I went for a swim this evening and discovered that I'm alarmingly out of shape. I was exhausted after 20 minutes and had the good sense not to push myself past my doughy limits for fear of collapse. I walked home, dazed and high from all the oxygen, and then I practiced the banjo and made this and fell in love with myself for being able to follow a recipe. Then I proceeded to ooh and ahh over Karen's bag-ripened mangos, which are still in my teeth.

But whatever discipline and sagacity I exercised at the gym didn't transfer to the home environment, because I started futzing with the tuning on the banjo after dinner. And when I tightened the fourth string too tightly and it popped like a gunshot, it was like I had pulled the trigger on myself. Now I can't play The Crawdad Song no more, at least until I buy me some new strings.

Lesson learned for the night: Be aware of limits, when to push them, when not to, and when to leave well enough alone.

Sunday, May 4, 2008

my subconscious is telling me something

Another dream: I lay on my bed and look down to see that my right leg is covered in dark purple bed sores all the way down to the foot. Alarmed, I hop to my feet and walk around. Sores gradually disappear.

Ever since buying the most comfortable mattress and mattress pad combination ever, I have been spending more than a healthy amount of time either asleep or trying to be asleep. I have not been to the gym in a month. Today I forewent a 40-mile bike ride for four more hours of sleep. I am thinking of cutting friends out of my life so that I may spend more time with my beloved.

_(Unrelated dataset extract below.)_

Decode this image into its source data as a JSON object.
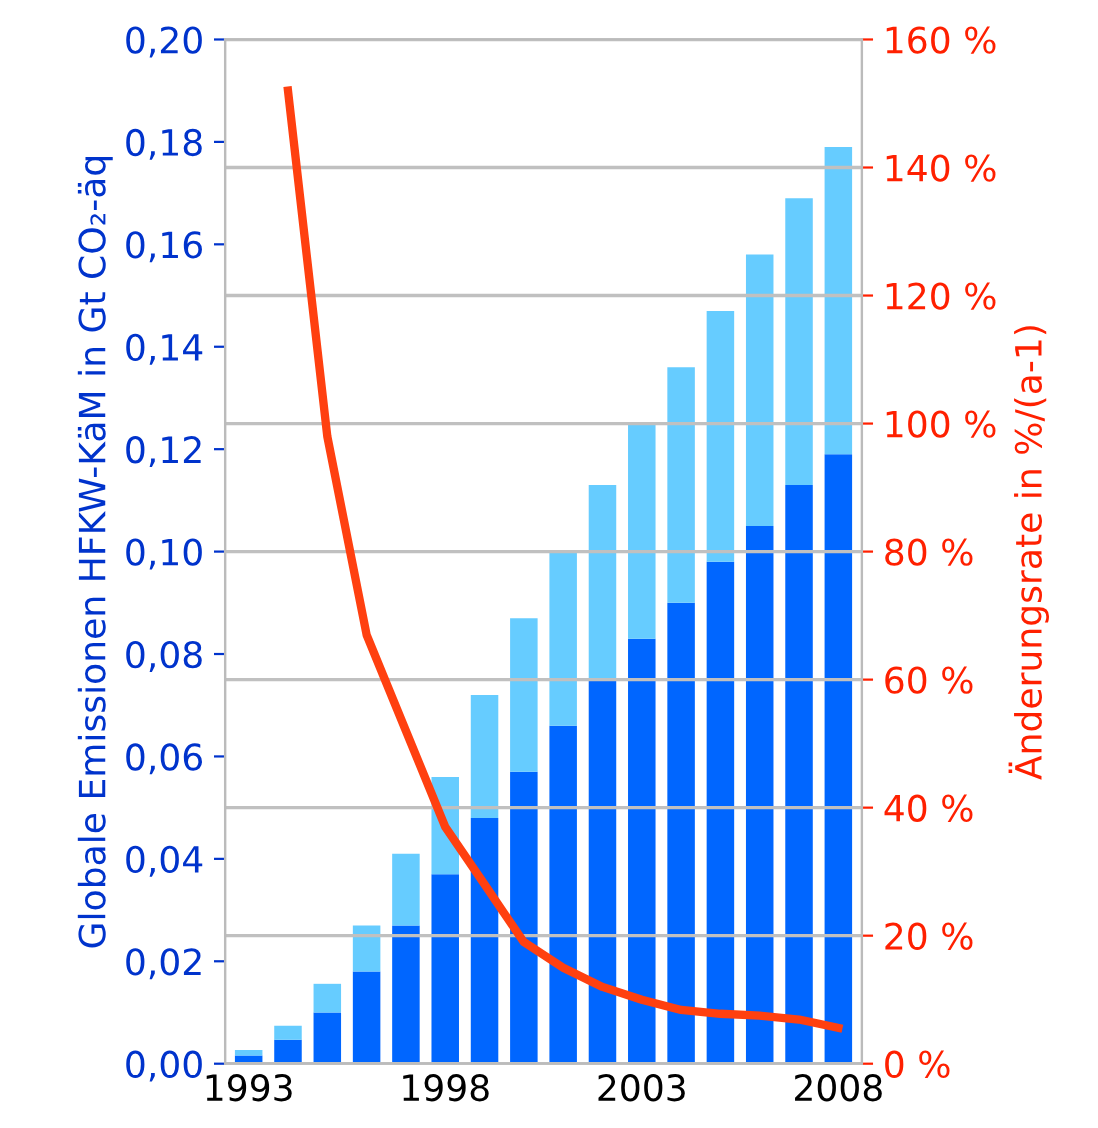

This is getting to be a problem, but I am in no position to stage my own intervention.

Saturday, May 3, 2008

assumed names

In the dream I just woke from, a friend of mine was going by the pseudonym "Teshevta Aron." Is this a real name in any way? Pretty sure said friend was not Jewish and was going undercover, ala Melanie Griffith in A Stranger Among Us.

Saturday, April 19, 2008

the view from here


I don't think I've ever been so aware of the onset of spring as I am this year. Maybe because so many of the trees in New York are bloomers to lend this exact awareness (smart, landscape designers/urban foresters!), I register this awareness as a gift, and I'm grateful for it.